Files
english/.opencode/skills/skill-creator/references/skill-creation-workflow.md
2026-04-12 01:06:31 +07:00

152 lines
4.4 KiB
Markdown

# Skill Creation Workflow
9-step process. Follow in order; skip only with clear justification.
## Step 1: Capture Intent
Gather real usage patterns via `AskUserQuestion` tool:
- "What tasks should this skill handle?"
- "Give examples of how it would be used?"
- "What phrases should trigger this skill?"
- "What's the expected output format?"
- "Should we create test cases?" (recommended for objective outputs)

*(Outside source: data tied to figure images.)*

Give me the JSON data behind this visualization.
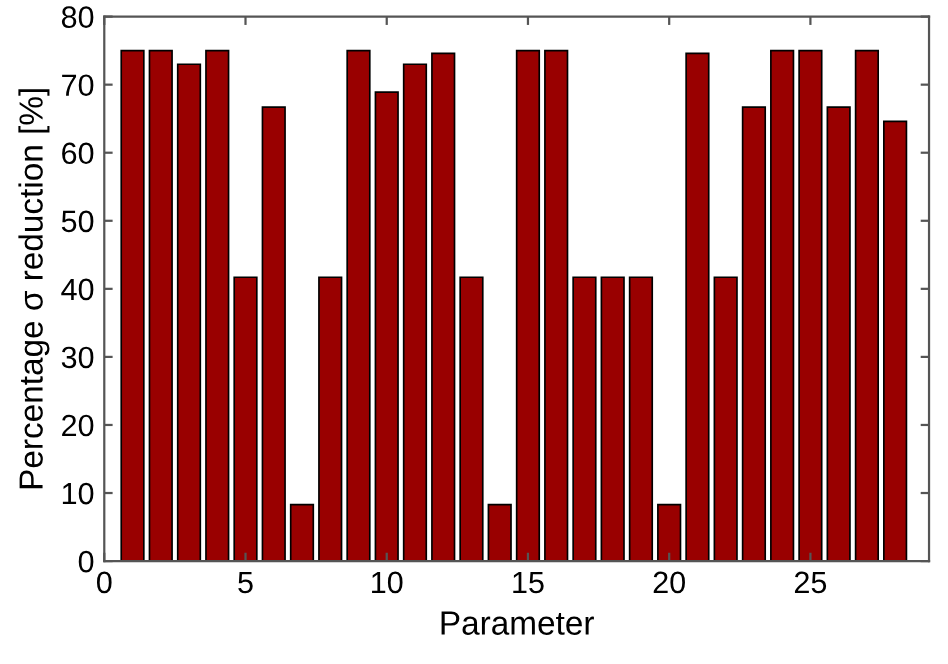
{
  "chart_data": {
    "type": "bar",
    "xlabel": "Parameter",
    "ylabel": "Percentage σ reduction [%]",
    "x": [
      1,
      2,
      3,
      4,
      5,
      6,
      7,
      8,
      9,
      10,
      11,
      12,
      13,
      14,
      15,
      16,
      17,
      18,
      19,
      20,
      21,
      22,
      23,
      24,
      25,
      26,
      27,
      28
    ],
    "values": [
      75,
      75,
      73,
      75,
      41.7,
      66.7,
      8.3,
      41.7,
      75,
      68.9,
      73,
      74.6,
      41.7,
      8.3,
      75,
      75,
      41.7,
      41.7,
      41.7,
      8.3,
      74.6,
      41.7,
      66.7,
      75,
      75,
      66.7,
      75,
      64.6
    ],
    "color": "#990000",
    "xlim": [
      0,
      29.2
    ],
    "xticks": [
      0,
      5,
      10,
      15,
      20,
      25
    ],
    "ylim": [
      0,
      80
    ],
    "yticks": [
      0,
      10,
      20,
      30,
      40,
      50,
      60,
      70,
      80
    ],
    "grid": false
  }
}
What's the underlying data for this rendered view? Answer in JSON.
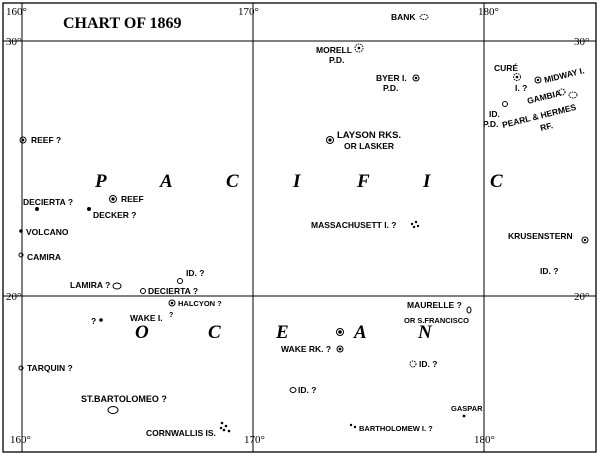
{
  "title": "CHART OF 1869",
  "longitude_labels": {
    "top": [
      "160°",
      "170°",
      "180°"
    ],
    "bottom": [
      "160°",
      "170°",
      "180°"
    ]
  },
  "latitude_labels": {
    "left": [
      "30°",
      "20°"
    ],
    "right": [
      "30°",
      "20°"
    ]
  },
  "ocean_letters": {
    "pacific": [
      "P",
      "A",
      "C",
      "I",
      "F",
      "I",
      "C"
    ],
    "ocean": [
      "O",
      "C",
      "E",
      "A",
      "N"
    ]
  },
  "features": {
    "bank": "BANK",
    "morell": "MORELL",
    "morell_pd": "P.D.",
    "byer": "BYER I.",
    "byer_pd": "P.D.",
    "cure": "CURÉ",
    "cure_q": "I. ?",
    "midway": "MIDWAY I.",
    "gambia": "GAMBIA",
    "id_pd_1": "ID.",
    "id_pd_2": "P.D.",
    "pearl_hermes": "PEARL & HERMES",
    "pearl_rf": "RF.",
    "reef_west": "REEF ?",
    "layson": "LAYSON RKS.",
    "layson_sub": "OR LASKER",
    "reef_center": "REEF",
    "decierta_west": "DECIERTA ?",
    "decker": "DECKER ?",
    "volcano": "VOLCANO",
    "camira": "CAMIRA",
    "massachusett": "MASSACHUSETT I. ?",
    "krusenstern": "KRUSENSTERN",
    "id_east": "ID. ?",
    "lamira": "LAMIRA ?",
    "id_small": "ID. ?",
    "decierta_south": "DECIERTA ?",
    "halcyon": "HALCYON ?",
    "maurelle": "MAURELLE ?",
    "maurelle_sub": "OR S.FRANCISCO",
    "q_dot": "?",
    "wake": "WAKE I.",
    "wake_q": "?",
    "wake_rk": "WAKE RK. ?",
    "id_mid": "ID. ?",
    "tarquin": "TARQUIN ?",
    "id_low": "ID. ?",
    "st_bartolomeo": "ST.BARTOLOMEO ?",
    "gaspar": "GASPAR",
    "cornwallis": "CORNWALLIS IS.",
    "bartholomew": "BARTHOLOMEW I. ?"
  }
}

Conclude when functionality scope is clear.
## Step 2: Research
Activate `/ck:docs-seeker` and `/ck:research` skills. Research:
- Best practices & industry standards
- Existing CLI tools (`npx`, `bunx`, `pipx`) for reuse
- Workflows & case studies
- Edge cases & pitfalls
Use parallel `WebFetch` + `Explore` subagents for multiple URLs.
Write reports for next step.
## Step 3: Plan Reusable Contents
Analyze each example:
1. How to execute from scratch?
2. Prefer existing CLI tools over custom code
3. What scripts/references/assets enable repeated execution?
4. Check skills catalog — avoid duplication, reuse existing
**Patterns:**
- Repeated code → `scripts/` (Python/Node.js, with tests)
- Repeated discovery → `references/` (schemas, docs, APIs)
- Repeated boilerplate → `assets/` (templates, images)
Scripts MUST: respect `.env` hierarchy, have tests, pass all tests.
## Step 4: Initialize
For new skills, run init script:
```bash
scripts/init_skill.py <skill-name> --path <output-directory>
```
Creates: SKILL.md template, `scripts/`, `references/`, `assets/` with examples.
Skip if skill already exists (go to Step 5).
## Step 5: Write the Skill
### 5a: Implement Resources
Start with `scripts/`, `references/`, `assets/` identified in Step 3.
Delete unused example files from initialization.
May require user input (brand assets, configs, etc.).
### 5b: Write SKILL.md
**Writing style:** Imperative/infinitive form. "To accomplish X, do Y."
**Size:** Under 300 lines. Move details to `references/`.
Answer these in SKILL.md:
1. Purpose (2-3 sentences)
2. When to use (trigger conditions)
3. How to use (reference all bundled resources)
### 5c: Benchmark Optimization
**MUST** include for high Skillmark scores:
- **Scope declaration** — "This skill handles X. Does NOT handle Y."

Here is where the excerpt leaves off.